Ben Smith, Founder, PRmoment.com
I recently met up with Ruth Allchurch, managing director of PR firm Cirkle. In 2014, Allchurch took over the day-to-day responsibilities of running Cirkle from the founder Caroline Kinsey. Two years in it seems like a good time to catch up and find out about her journey from being an in-house communications director to running an independent PR firm.
1. Why did you leave the comfort of a nice pension and a company car at Diageo and move to a (relatively) small independent public relations firm?
I have always believed that great things happen at the edge of your comfort zone. The easiest thing for me to do would have been to stay put, but I knew there were skills that I would never learn if I stayed within a large corporation – such as managing a business! Plus, I believed it to be the most energising time to be at the coalface in the industry and in-house wasn’t going to get me there.
2. How difficult is it to come into a PR agency at a senior level as an outsider? Presumably you missed that internal web of support that you’d have had if you’d been an internal candidate?

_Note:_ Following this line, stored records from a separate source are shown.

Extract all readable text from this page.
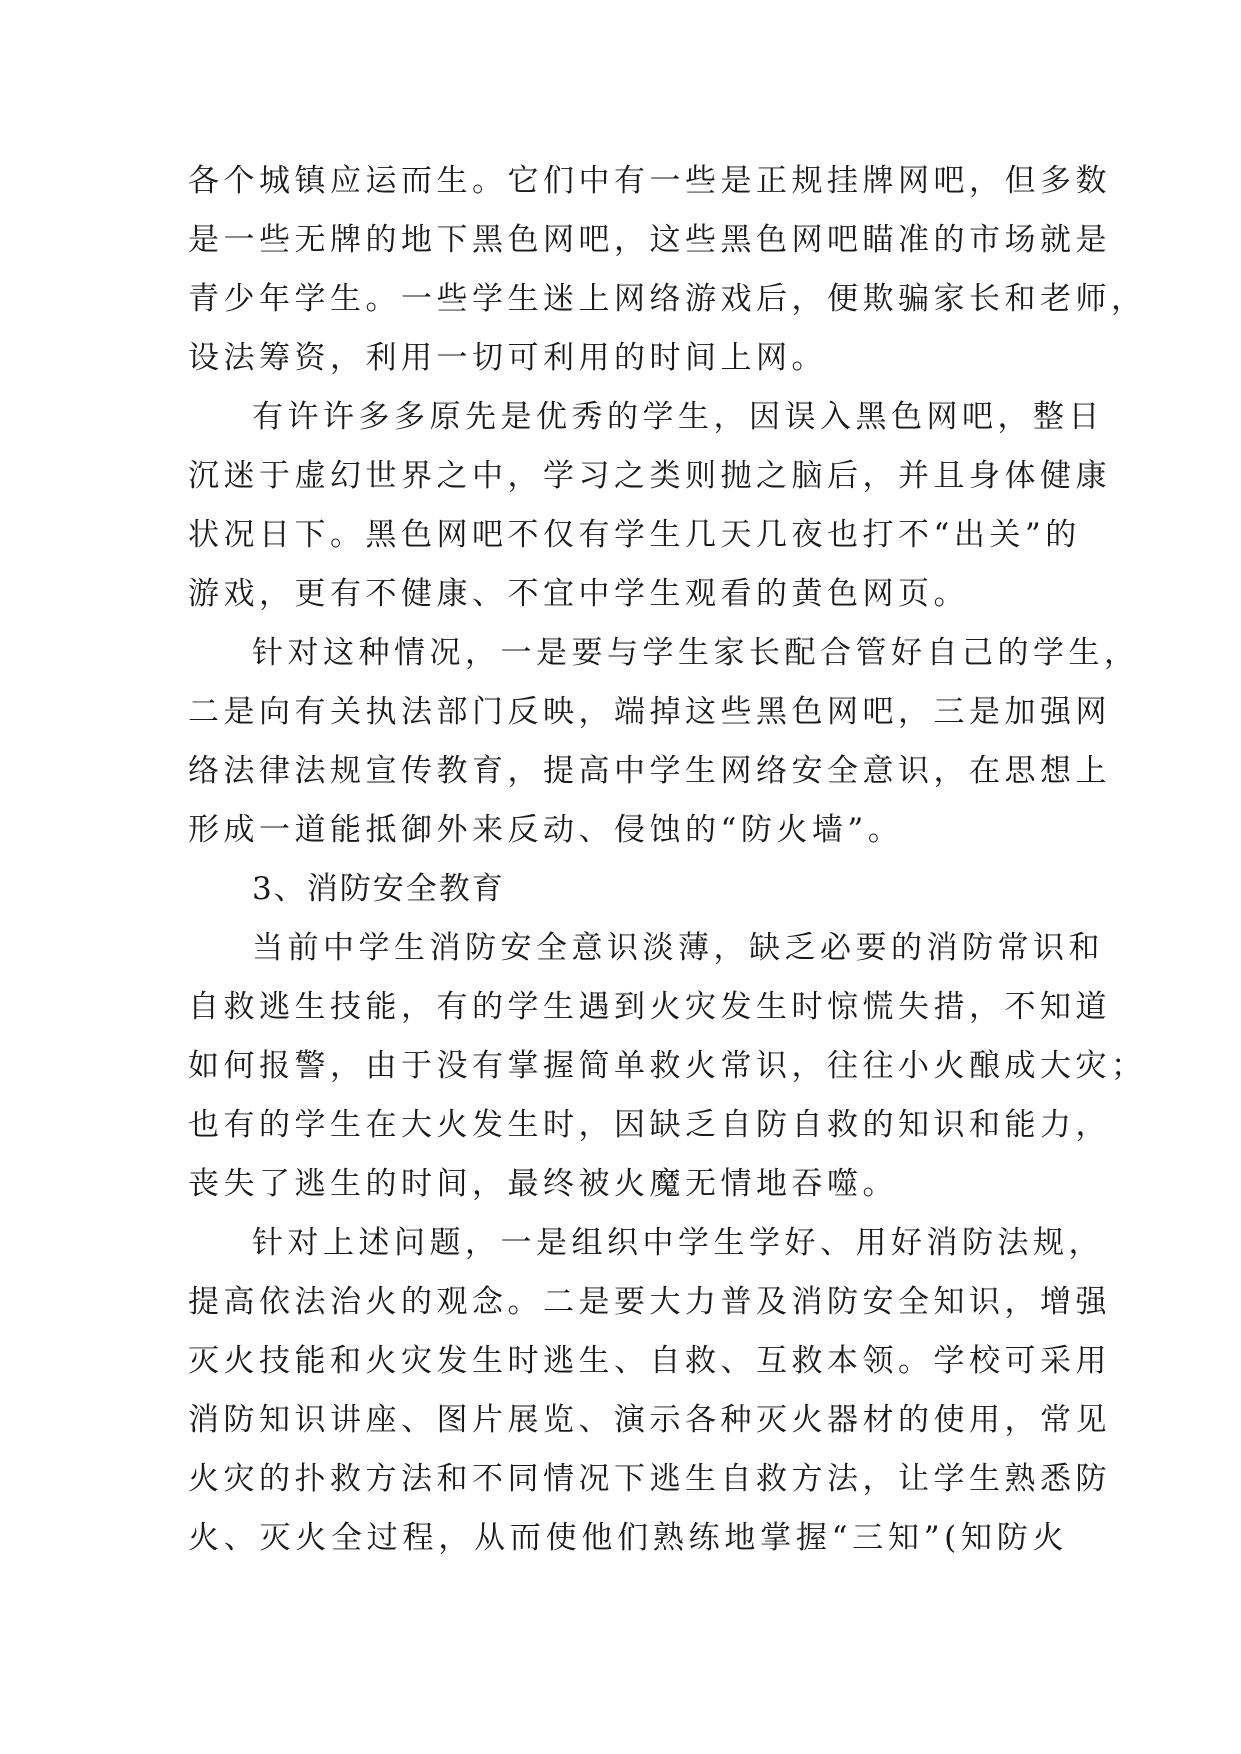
各个城镇应运而生。它们中有一些是正规挂牌网吧，但多数
是一些无牌的地下黑色网吧，这些黑色网吧瞄准的市场就是
青少年学生。一些学生迷上网络游戏后，便欺骗家长和老师，
设法筹资，利用一切可利用的时间上网。
有许许多多原先是优秀的学生，因误入黑色网吧，整日
沉迷于虚幻世界之中，学习之类则抛之脑后，并且身体健康
状况日下。黑色网吧不仅有学生几天几夜也打不“出关”的
游戏，更有不健康、不宜中学生观看的黄色网页。
针对这种情况，一是要与学生家长配合管好自己的学生，
二是向有关执法部门反映，端掉这些黑色网吧，三是加强网
络法律法规宣传教育，提高中学生网络安全意识，在思想上
形成一道能抵御外来反动、侵蚀的“防火墙”。
3、消防安全教育
当前中学生消防安全意识淡薄，缺乏必要的消防常识和
自救逃生技能，有的学生遇到火灾发生时惊慌失措，不知道
如何报警，由于没有掌握简单救火常识，往往小火酿成大灾；
也有的学生在大火发生时，因缺乏自防自救的知识和能力，
丧失了逃生的时间，最终被火魔无情地吞噬。
针对上述问题，一是组织中学生学好、用好消防法规，
提高依法治火的观念。二是要大力普及消防安全知识，增强
灭火技能和火灾发生时逃生、自救、互救本领。学校可采用
消防知识讲座、图片展览、演示各种灭火器材的使用，常见
火灾的扑救方法和不同情况下逃生自救方法，让学生熟悉防
火、灭火全过程，从而使他们熟练地掌握“三知”(知防火
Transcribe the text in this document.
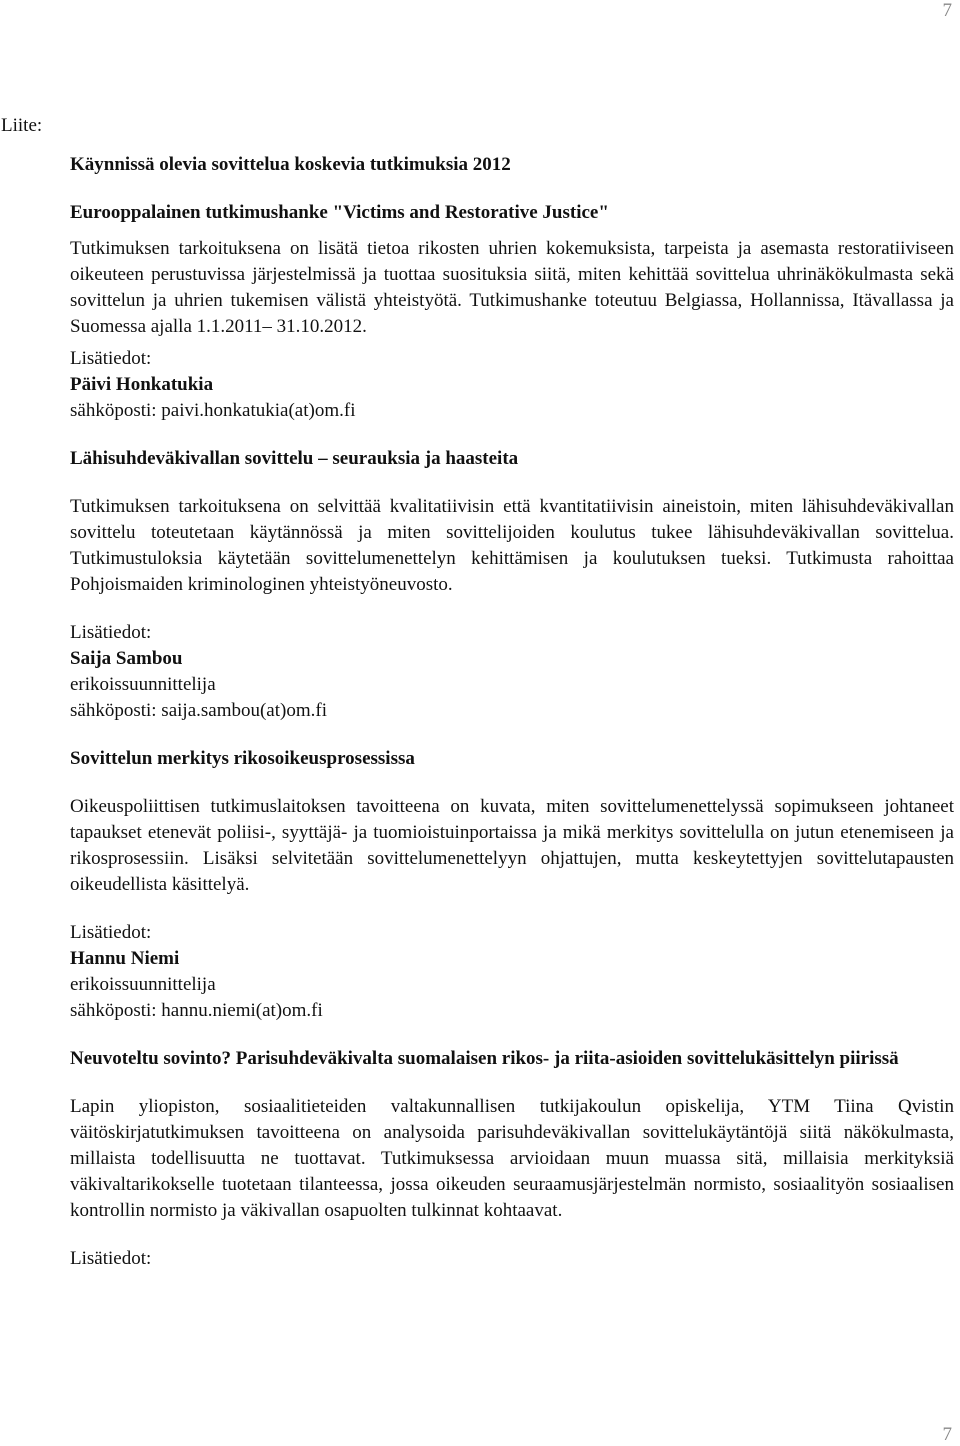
7
Liite:

Käynnissä olevia sovittelua koskevia tutkimuksia 2012

Eurooppalainen tutkimushanke "Victims and Restorative Justice"

Tutkimuksen tarkoituksena on lisätä tietoa rikosten uhrien kokemuksista, tarpeista ja asemasta restoratiiviseen oikeuteen perustuvissa järjestelmissä ja tuottaa suosituksia siitä, miten kehittää sovittelua uhrinäkökulmasta sekä sovittelun ja uhrien tukemisen välistä yhteistyötä. Tutkimushanke toteutuu Belgiassa, Hollannissa, Itävallassa ja Suomessa ajalla 1.1.2011– 31.10.2012.

Lisätiedot:

Päivi Honkatukia

sähköposti: paivi.honkatukia(at)om.fi

Lähisuhdeväkivallan sovittelu – seurauksia ja haasteita

Tutkimuksen tarkoituksena on selvittää kvalitatiivisin että kvantitatiivisin aineistoin, miten lähisuhdeväkivallan sovittelu toteutetaan käytännössä ja miten sovittelijoiden koulutus tukee lähisuhdeväkivallan sovittelua. Tutkimustuloksia käytetään sovittelumenettelyn kehittämisen ja koulutuksen tueksi. Tutkimusta rahoittaa Pohjoismaiden kriminologinen yhteistyöneuvosto.

Lisätiedot:

Saija Sambou

erikoissuunnittelija

sähköposti: saija.sambou(at)om.fi

Sovittelun merkitys rikosoikeusprosessissa

Oikeuspoliittisen tutkimuslaitoksen tavoitteena on kuvata, miten sovittelumenettelyssä sopimukseen johtaneet tapaukset etenevät poliisi-, syyttäjä- ja tuomioistuinportaissa ja mikä merkitys sovittelulla on jutun etenemiseen ja rikosprosessiin. Lisäksi selvitetään sovittelumenettelyyn ohjattujen, mutta keskeytettyjen sovittelutapausten oikeudellista käsittelyä.

Lisätiedot:

Hannu Niemi

erikoissuunnittelija

sähköposti: hannu.niemi(at)om.fi

Neuvoteltu sovinto? Parisuhdeväkivalta suomalaisen rikos- ja riita-asioiden sovittelukäsittelyn piirissä

Lapin yliopiston, sosiaalitieteiden valtakunnallisen tutkijakoulun opiskelija, YTM Tiina Qvistin väitöskirjatutkimuksen tavoitteena on analysoida parisuhdeväkivallan sovittelukäytäntöjä siitä näkökulmasta, millaista todellisuutta ne tuottavat. Tutkimuksessa arvioidaan muun muassa sitä, millaisia merkityksiä väkivaltarikokselle tuotetaan tilanteessa, jossa oikeuden seuraamusjärjestelmän normisto, sosiaalityön sosiaalisen kontrollin normisto ja väkivallan osapuolten tulkinnat kohtaavat.

Lisätiedot:

7
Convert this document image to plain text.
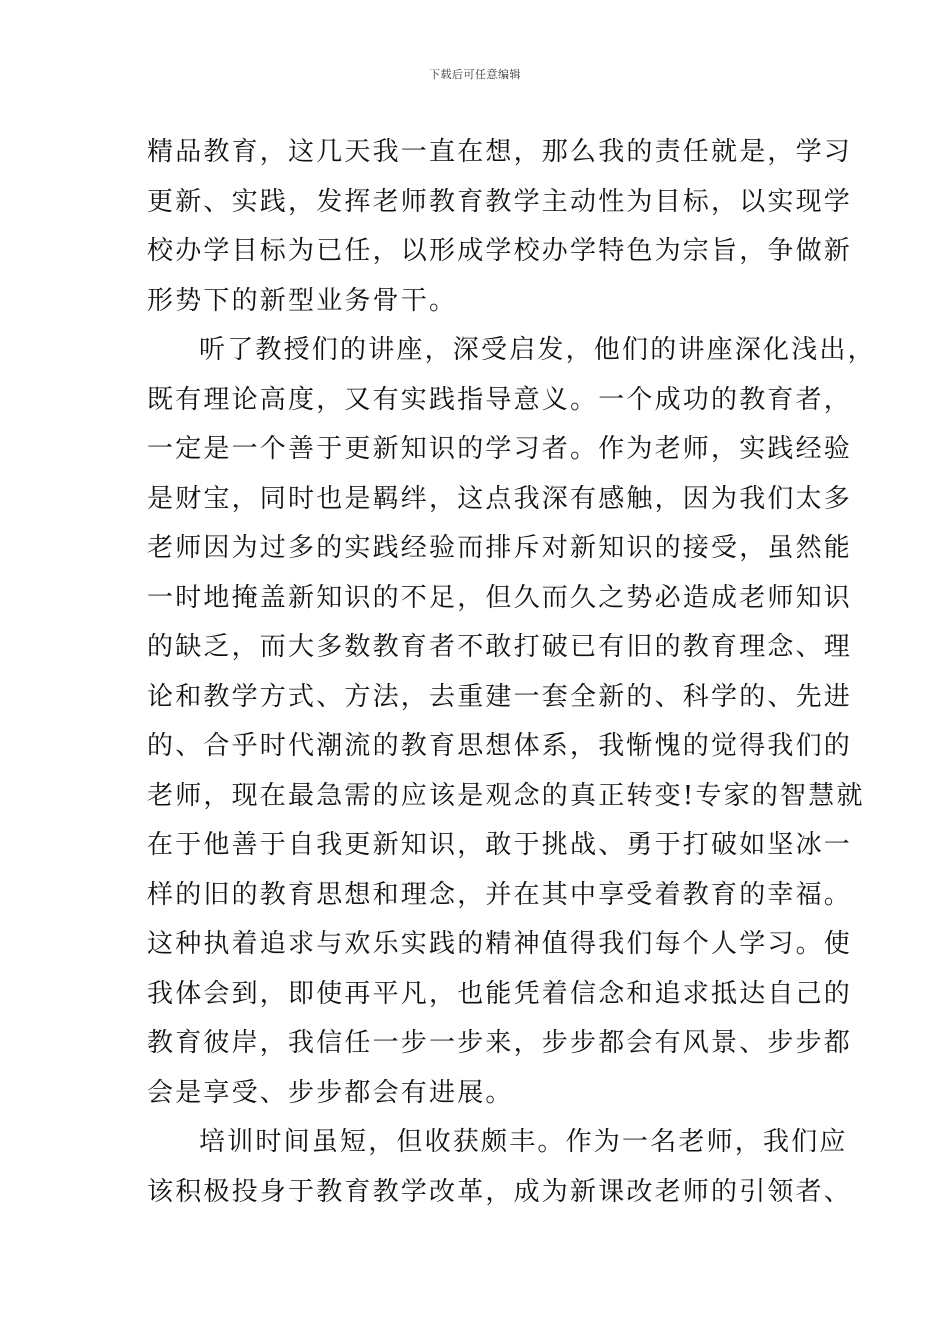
下载后可任意编辑
精品教育，这几天我一直在想，那么我的责任就是，学习
更新、实践，发挥老师教育教学主动性为目标，以实现学
校办学目标为已任，以形成学校办学特色为宗旨，争做新
形势下的新型业务骨干。
听了教授们的讲座，深受启发，他们的讲座深化浅出，
既有理论高度，又有实践指导意义。一个成功的教育者，
一定是一个善于更新知识的学习者。作为老师，实践经验
是财宝，同时也是羁绊，这点我深有感触，因为我们太多
老师因为过多的实践经验而排斥对新知识的接受，虽然能
一时地掩盖新知识的不足，但久而久之势必造成老师知识
的缺乏，而大多数教育者不敢打破已有旧的教育理念、理
论和教学方式、方法，去重建一套全新的、科学的、先进
的、合乎时代潮流的教育思想体系，我惭愧的觉得我们的
老师，现在最急需的应该是观念的真正转变!专家的智慧就
在于他善于自我更新知识，敢于挑战、勇于打破如坚冰一
样的旧的教育思想和理念，并在其中享受着教育的幸福。
这种执着追求与欢乐实践的精神值得我们每个人学习。使
我体会到，即使再平凡，也能凭着信念和追求抵达自己的
教育彼岸，我信任一步一步来，步步都会有风景、步步都
会是享受、步步都会有进展。
培训时间虽短，但收获颇丰。作为一名老师，我们应
该积极投身于教育教学改革，成为新课改老师的引领者、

I didn’t miss it. I felt like I could breathe fresh air again and surround myself with people who really got PR so I no longer had to spend my time justifying the discipline. I started agency-side at Weber Shandwick and Cohn and Wolfe, so it felt weirdly like coming home after a long time abroad.
3. How has it been taking over the day-to-day running of the business from the owner/founder? Has that been challenging when you are clearly coming from a very different background and corporate culture?
Undeniably, it came with certain challenges and the culture shift was significant in the early days, but the size and pace of the agency and the freedom and ability to make a decision and see it happen that moment were exhilarating. Caroline Kinsey, the owner and founder of Cirkle, trusted me to make the right decisions and allowed me to make certain mistakes in the early days, which, over time, have made me a stronger leader. We bring different things to the business and respect that in each other and our business results demonstrate that the partnership works.
4. Cirkle has grown from a fee income of circa £3m in 2014 (when you joined) to close to £4m today. Your client list includes the likes of Premier Foods, Pernod Ricard UK, Pepsico, GSK and The Happy Egg Company and you have recently won Morrisons in a competitive pitch. How have you done it?
We have stayed ruthlessly focused on what we are best at – driving fame and enhancing reputations for household brands. We have also ensured that every member of the agency is clear why Cirkle is different through our ‘Influence in the Round’ proposition and have been really successful in using this to unlock significant organic growth. Our exclusive communities (Retailer Inner Cirkle and Social Inner Cirkle) continue to give us a point of difference and this year we enhanced our media-training service by launching our in-house broadcast studio. We get most of our new business leads through advocacy and we only take on briefs that we really want to work on and we believe are the right strategic and cultural fit for the agency. We put clients at the heart of our business and go above and beyond to build the best relationships possible. We invest in our reputation and put a lot of emphasis on awards – we’re still celebrating our PR Consultancy of the Year win at The Drum Network Awards two weeks ago. It’s wins like this that enable us to reward our teams – just part of our commitment to employee engagement, which in turn has resulted in higher-than-average staff retention so that clients have stable teams.